Equally relevant to the fair context is the work of Vikky Alexander, a 1979 NSCAD University (then NSCAD) graduate associated with both the Pictures Generation and the Vancouver School of photoconceptualism. In a wise move given the fair’s often cluttered booths, Trépanier Baer, her representing gallery, dedicated its entire booth to her work, with six of the seven included pieces from a 2021 suite of thirteen prints titled Les Jardins de Le Nôtre à Versailles. The imagistic and historic references for these photo collages are engravings of Versailles fountains by André Le Nôtre, one of the landscape architects who designed the Gardens of Versailles. The realism of photographic images of gardens, grass, and walls and the abstraction of the ensuing collage link past and present and reality and unreality in a kind of stream of consciousness common to the artist’s practice. The title of an earlier series by the artist, Between Dreaming and Living (1985/2008), which explored consumerism as a stream of consciousness, is a perfect, pithy summation of how an art fair is both about overt materialism and the dreamier world of artistic vision.

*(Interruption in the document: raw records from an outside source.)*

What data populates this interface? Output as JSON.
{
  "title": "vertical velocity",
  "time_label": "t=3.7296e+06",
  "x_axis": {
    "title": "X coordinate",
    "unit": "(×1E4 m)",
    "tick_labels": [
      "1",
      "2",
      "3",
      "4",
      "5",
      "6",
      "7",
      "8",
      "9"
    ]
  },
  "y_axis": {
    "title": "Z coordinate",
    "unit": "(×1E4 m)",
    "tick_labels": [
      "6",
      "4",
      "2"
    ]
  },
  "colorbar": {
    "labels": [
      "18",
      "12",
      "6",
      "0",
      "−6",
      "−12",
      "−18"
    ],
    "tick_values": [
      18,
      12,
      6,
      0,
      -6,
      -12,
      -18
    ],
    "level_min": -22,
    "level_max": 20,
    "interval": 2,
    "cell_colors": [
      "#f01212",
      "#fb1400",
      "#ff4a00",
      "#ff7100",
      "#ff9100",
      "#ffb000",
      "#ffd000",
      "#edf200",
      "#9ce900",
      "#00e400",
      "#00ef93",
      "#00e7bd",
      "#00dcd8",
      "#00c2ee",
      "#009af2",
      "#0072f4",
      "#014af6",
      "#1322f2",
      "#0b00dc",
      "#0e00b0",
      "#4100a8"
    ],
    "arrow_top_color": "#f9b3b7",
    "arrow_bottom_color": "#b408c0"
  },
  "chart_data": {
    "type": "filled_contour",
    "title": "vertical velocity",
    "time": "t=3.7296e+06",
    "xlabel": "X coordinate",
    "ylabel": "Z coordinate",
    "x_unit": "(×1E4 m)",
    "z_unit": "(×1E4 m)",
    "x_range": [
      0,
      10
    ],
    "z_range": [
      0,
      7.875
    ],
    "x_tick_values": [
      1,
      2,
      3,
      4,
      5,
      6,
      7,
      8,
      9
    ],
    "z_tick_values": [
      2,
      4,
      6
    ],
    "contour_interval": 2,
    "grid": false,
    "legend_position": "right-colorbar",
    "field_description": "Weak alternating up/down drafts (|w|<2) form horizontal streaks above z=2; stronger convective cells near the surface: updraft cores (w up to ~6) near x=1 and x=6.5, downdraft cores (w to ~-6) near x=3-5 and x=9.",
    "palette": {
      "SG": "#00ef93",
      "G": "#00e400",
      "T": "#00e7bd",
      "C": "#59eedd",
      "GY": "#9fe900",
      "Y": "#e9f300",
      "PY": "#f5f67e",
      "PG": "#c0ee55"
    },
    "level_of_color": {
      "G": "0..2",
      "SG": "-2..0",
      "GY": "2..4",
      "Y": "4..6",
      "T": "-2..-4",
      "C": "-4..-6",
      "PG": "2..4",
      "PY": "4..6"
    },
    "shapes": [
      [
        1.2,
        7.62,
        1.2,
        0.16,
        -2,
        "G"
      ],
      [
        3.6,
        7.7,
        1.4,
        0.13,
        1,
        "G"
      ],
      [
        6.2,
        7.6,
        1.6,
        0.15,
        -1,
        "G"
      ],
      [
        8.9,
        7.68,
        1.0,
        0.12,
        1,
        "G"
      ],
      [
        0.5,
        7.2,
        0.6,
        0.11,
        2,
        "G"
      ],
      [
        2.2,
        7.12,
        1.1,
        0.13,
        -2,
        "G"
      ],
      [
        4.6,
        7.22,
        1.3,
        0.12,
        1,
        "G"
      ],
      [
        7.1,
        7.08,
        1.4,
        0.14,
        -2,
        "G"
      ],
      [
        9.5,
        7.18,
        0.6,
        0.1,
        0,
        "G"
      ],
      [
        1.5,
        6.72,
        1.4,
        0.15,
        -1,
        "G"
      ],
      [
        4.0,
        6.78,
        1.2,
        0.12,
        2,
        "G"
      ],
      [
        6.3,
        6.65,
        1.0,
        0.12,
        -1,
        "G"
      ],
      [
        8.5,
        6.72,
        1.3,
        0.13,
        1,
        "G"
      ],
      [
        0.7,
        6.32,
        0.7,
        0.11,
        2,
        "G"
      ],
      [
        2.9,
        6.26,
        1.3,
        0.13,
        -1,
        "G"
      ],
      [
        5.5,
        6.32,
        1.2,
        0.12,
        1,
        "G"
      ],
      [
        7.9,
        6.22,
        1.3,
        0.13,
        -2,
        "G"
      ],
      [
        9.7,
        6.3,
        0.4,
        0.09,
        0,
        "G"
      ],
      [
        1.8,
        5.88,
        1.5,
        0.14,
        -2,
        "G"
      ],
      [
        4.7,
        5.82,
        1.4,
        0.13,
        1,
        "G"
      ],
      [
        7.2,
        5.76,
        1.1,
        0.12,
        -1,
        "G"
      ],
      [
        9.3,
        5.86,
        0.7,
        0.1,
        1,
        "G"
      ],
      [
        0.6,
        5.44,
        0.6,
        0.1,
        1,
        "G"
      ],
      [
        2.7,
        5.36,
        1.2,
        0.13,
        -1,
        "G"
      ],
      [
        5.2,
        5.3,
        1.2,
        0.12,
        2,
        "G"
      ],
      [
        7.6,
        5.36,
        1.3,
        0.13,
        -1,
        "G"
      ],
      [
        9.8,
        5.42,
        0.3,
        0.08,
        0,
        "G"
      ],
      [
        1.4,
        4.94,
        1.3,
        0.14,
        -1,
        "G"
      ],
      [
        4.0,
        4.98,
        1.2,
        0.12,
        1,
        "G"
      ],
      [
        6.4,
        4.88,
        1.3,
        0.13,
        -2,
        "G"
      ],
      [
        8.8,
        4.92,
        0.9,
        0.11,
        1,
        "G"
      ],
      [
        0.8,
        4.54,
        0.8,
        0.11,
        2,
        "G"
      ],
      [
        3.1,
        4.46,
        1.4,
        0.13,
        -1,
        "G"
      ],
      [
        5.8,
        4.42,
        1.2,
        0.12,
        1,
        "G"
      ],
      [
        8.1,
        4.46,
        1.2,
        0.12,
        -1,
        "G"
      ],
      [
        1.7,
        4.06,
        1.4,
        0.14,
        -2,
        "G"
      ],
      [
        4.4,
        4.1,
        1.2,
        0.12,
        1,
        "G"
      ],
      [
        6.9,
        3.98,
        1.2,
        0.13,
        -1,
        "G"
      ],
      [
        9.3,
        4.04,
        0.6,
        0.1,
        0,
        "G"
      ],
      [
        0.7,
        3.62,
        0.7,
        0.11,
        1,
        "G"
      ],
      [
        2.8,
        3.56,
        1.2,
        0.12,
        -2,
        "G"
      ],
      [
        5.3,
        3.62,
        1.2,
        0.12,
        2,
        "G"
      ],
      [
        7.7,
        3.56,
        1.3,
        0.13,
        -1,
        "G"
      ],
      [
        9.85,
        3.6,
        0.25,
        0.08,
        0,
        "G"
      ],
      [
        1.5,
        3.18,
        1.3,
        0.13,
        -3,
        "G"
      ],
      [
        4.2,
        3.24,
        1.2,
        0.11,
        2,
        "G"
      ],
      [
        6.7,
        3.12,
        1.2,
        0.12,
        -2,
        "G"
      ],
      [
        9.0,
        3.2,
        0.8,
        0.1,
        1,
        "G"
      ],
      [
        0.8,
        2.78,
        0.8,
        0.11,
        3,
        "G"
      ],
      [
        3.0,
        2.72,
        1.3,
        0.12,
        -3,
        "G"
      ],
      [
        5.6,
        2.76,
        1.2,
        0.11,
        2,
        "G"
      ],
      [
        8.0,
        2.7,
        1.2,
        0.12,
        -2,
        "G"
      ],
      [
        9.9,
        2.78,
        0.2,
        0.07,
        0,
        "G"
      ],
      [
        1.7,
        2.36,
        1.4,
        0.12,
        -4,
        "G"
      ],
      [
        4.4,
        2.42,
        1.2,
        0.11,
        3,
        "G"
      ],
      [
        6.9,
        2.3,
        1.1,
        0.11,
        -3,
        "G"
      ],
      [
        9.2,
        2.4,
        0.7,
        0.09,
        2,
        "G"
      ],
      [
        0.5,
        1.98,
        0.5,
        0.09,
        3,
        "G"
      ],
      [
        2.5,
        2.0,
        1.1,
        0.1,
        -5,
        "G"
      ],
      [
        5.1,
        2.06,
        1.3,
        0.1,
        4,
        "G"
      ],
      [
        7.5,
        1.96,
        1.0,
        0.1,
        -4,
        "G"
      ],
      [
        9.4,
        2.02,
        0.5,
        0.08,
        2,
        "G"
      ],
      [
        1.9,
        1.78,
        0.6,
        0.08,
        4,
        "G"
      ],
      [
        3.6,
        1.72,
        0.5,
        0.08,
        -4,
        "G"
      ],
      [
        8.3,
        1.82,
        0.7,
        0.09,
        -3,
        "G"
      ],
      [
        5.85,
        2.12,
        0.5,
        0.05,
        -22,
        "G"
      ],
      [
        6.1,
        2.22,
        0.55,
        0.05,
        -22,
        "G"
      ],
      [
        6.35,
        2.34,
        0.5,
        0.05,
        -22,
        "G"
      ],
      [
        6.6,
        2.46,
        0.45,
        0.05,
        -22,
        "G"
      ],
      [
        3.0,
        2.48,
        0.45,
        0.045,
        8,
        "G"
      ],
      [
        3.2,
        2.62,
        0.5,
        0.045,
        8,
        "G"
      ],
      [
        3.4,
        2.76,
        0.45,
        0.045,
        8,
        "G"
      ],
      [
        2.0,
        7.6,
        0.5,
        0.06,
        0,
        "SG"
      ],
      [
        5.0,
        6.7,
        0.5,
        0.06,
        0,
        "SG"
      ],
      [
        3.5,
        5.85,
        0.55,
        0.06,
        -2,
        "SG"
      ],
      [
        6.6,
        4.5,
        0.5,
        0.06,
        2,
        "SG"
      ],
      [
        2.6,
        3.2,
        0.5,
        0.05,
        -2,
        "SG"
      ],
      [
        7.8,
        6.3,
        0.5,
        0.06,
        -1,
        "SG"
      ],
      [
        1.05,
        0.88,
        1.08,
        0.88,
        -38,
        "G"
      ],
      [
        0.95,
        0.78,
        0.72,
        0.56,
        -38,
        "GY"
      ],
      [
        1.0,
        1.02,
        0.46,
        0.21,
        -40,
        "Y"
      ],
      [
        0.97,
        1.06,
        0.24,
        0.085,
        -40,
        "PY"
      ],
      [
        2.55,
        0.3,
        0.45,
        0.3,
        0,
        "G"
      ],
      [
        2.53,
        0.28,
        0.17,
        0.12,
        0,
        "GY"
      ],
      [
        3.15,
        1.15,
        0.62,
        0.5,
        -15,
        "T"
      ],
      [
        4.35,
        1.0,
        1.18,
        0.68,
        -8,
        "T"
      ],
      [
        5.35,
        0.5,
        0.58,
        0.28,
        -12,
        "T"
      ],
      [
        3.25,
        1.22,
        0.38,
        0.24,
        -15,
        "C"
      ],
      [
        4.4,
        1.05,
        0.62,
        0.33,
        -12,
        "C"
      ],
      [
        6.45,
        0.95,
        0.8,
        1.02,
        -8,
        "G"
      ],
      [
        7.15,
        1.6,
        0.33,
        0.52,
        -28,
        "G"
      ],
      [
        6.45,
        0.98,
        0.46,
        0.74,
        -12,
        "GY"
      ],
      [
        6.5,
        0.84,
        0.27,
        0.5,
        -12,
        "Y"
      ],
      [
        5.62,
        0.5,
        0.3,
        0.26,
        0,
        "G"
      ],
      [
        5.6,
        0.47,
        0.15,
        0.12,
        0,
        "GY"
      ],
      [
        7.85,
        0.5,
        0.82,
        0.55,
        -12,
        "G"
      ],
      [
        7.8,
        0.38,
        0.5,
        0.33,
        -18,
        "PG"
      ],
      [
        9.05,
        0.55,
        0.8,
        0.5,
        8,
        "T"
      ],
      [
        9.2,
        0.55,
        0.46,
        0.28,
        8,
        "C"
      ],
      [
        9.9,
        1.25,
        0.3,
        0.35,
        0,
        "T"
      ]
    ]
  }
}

The 2021 fair cannot be fully explored reflexively without addressing the COVID-19 pandemic, which Newfoundland-based artist Will Gill does at the Christina Parker Gallery in his 2021 Pandemic Series. His subtle analysis is especially visible in Provision Drop, a staged photograph of two wooden crates attached to a pair of landed parachutes, all of which are pink and reddish with a neon-like glow. They sharply contrast their backdrop: a dark, mossy remote shoreline by the steel-cold ocean. Not directly referencing the pandemic the way the series title does, the photo instead illustrates metaphorically the mix of isolation (there are no signs of people in this picture beyond the parachutes and the provisions packages) and the connectedness of outside help, be it governmental or personal, that is a crucial part of the pandemic’s social framework.
Including artworks as portals for reflexive contemplation and discussion makes Art Toronto, despite its drawbacks, a worthwhile event. While there may be much to sift through, the payback of the fair’s highlights is more than a reasonable trade-off.